Just because it's commonly used doesn't mean it's grammatically correct.



> *Who* should be used in the subject position in a sentence, while *whom* should be used in the object position. For example, Is jean going out with amelia? Yes, he is going out with her. With whom is he going out? with her (her = whom)



So the grammatically correct question would be as follows: Have you found out with whom Brigitte is going out?


----------



## Keith Bradford

Shame on you, RitaRoland, for giving such misleading information to a foreign learner of English!  We all know that you can't end a sentence with a preposition. The correct form of that sentence is:

"Have you found out out with whom Brigitte is going?"


----------



## AmaryllisBunny

I wonder *who* he takes after. 
I wonder *whom* he takes after. 

Speaking grammatically it needs to be whom. As well, it is an incredibly common mistake but, I would not say that it is correct by that value.


----------



## RitaRoland

First of all, you need to watch your language when talking to people on this forum. Secondly, when have I ever ended a sentence with a preposition?! "Going out"  is a phrasal verb that can't be separated in a sentence like the one about which we're talking; it looks like you hadn't know what a phrasal verb was before I told you! Thirdly, no, one shouldn't end a sentence with a preposition, But are we even talking about a sentence? No, we are talking about a QUESTION not a sentence, and it's grammatically correct to end a question with a preposition, let alone ending it with a phrasal verb such as "Going out", because one doesn't even need to debate about it, since it's absolutely fine to end a question with a phrasal verb. "Have you found out out with whom Brigitte is going?"  is completely WRONG; "out out with" ?? Lol, are you serious? A nine year old wouldn't put that nonsense in a sentence. So it's you who needs to stop giving learners advice, since you obviously haven't got what it takes to do so!
One more time, the correct form of this QUESTION would be: "Have you found out with whom is Brigitte going out?"


----------



## AmaryllisBunny

@Rita

Rita, the reason for the smile he put is because, it was a joke. Ending a sentence with a preposition is perfectly fine in certain situations as the one you presented. Technically, a question is a sentence. Being grammatical yes, "Have you found out with whom...," however, the conversation is talking about spoken/common use which is not always grammatical...


----------



## sumelic

"Have you found out who Brigitte is going out with" is certainly not completely incorrect. For many people, it's the only natural way that they would say this question. I don't see the point of telling English language learners that it is ungrammatical.


----------



## Maître Capello

The old prescriptive vs. descriptive debate will never end! I believe it would be wiser to avoid using the words "correct" or "incorrect" in this case. I'd rather put it this way. Using _who_ with a dangling preposition is not following strict grammar rules. It is therefore not *standard* from a pure grammatical standpoint. On the other hand it is the most *standard/common* construction in modern English, even more so in speech.

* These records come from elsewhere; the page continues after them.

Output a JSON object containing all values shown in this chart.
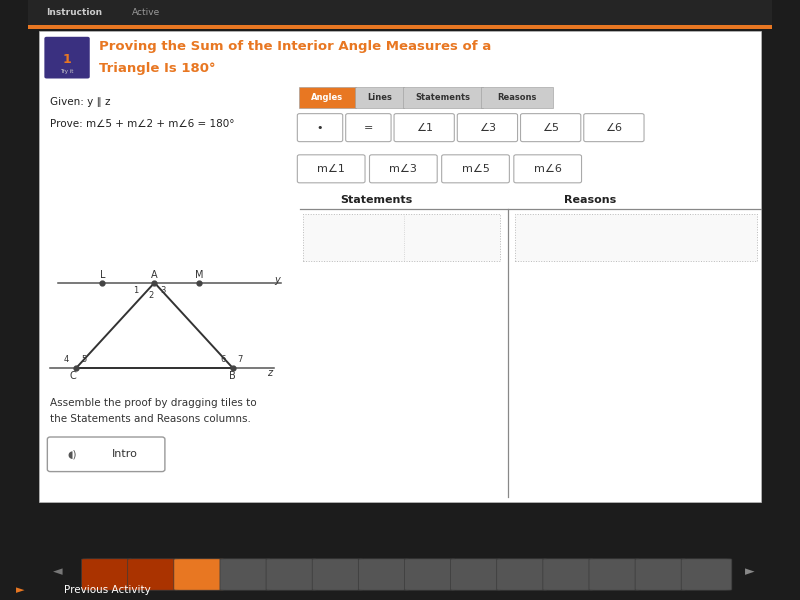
{
  "title_line1": "Proving the Sum of the Interior Angle Measures of a",
  "title_line2": "Triangle Is 180°",
  "title_color": "#e87722",
  "bg_color": "#f0f0f0",
  "header_bg": "#2a2a2a",
  "content_bg": "#ffffff",
  "given_text": "Given: y ∥ z",
  "prove_text": "Prove: m∠5 + m∠2 + m∠6 = 180°",
  "tab_labels": [
    "Angles",
    "Lines",
    "Statements",
    "Reasons"
  ],
  "tab_active": 0,
  "tab_active_color": "#e87722",
  "tab_inactive_color": "#cccccc",
  "tile_row1": [
    "•",
    "=",
    "∠1",
    "∠3",
    "∠5",
    "∠6"
  ],
  "tile_row2": [
    "m∠1",
    "m∠3",
    "m∠5",
    "m∠6"
  ],
  "col_statements": "Statements",
  "col_reasons": "Reasons",
  "instruction_text": "Assemble the proof by dragging tiles to\nthe Statements and Reasons columns.",
  "intro_btn": "Intro",
  "nav_bar_color": "#333333",
  "prev_activity": "Previous Activity",
  "instruction_label": "Instruction",
  "active_label": "Active",
  "monitor_bg": "#1c1c1c",
  "dark_side_color": "#2a2a2a"
}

According to the Oxford Dictionary:


> According to formal grammar, *who* forms the subjective case and so should be used in subject position in a sentence, as in _*who* decided this?_ The form *whom*, on the other hand, forms the objective case and so should be used in object position in a sentence, as in _*whom* do you think we should support?_; _to *whom* do you wish to speak?_ Although there are some speakers who still use *who* and *whom* according to the rules of formal grammar as stated here, there are many more who rarely use *whom* at all; its use has retreated steadily and is now largely restricted to formal contexts. The normal practice in modern English is to use *who* instead of *whom* (and, where applicable, to put the preposition at the end of the sentence): _*who* do you wish to speak to?_; _*who* do you think we should support?_ Such uses are today broadly accepted in standard English.


----------



## AmaryllisBunny

From a proper usage perspective here is the run-down...

In _Garner's Modern American Usage_, in the _LANGUAGE-CHANGE INDEX_ :
1. _who_ as an object not following a preposition: Stage 4
2. _who_ as an object following a preposition: Stage 2

Stages: 
1) Rejected
2) Widely shunned
3) Widespread but...
4) Ubiquitous but...
5) Fully accepted

Of course, because this message is clearly informal speech, it's a coin toss, despite the fact that it is _widely shunned _in proper usage.

_Garner's Modern American Usage pg. 861_


----------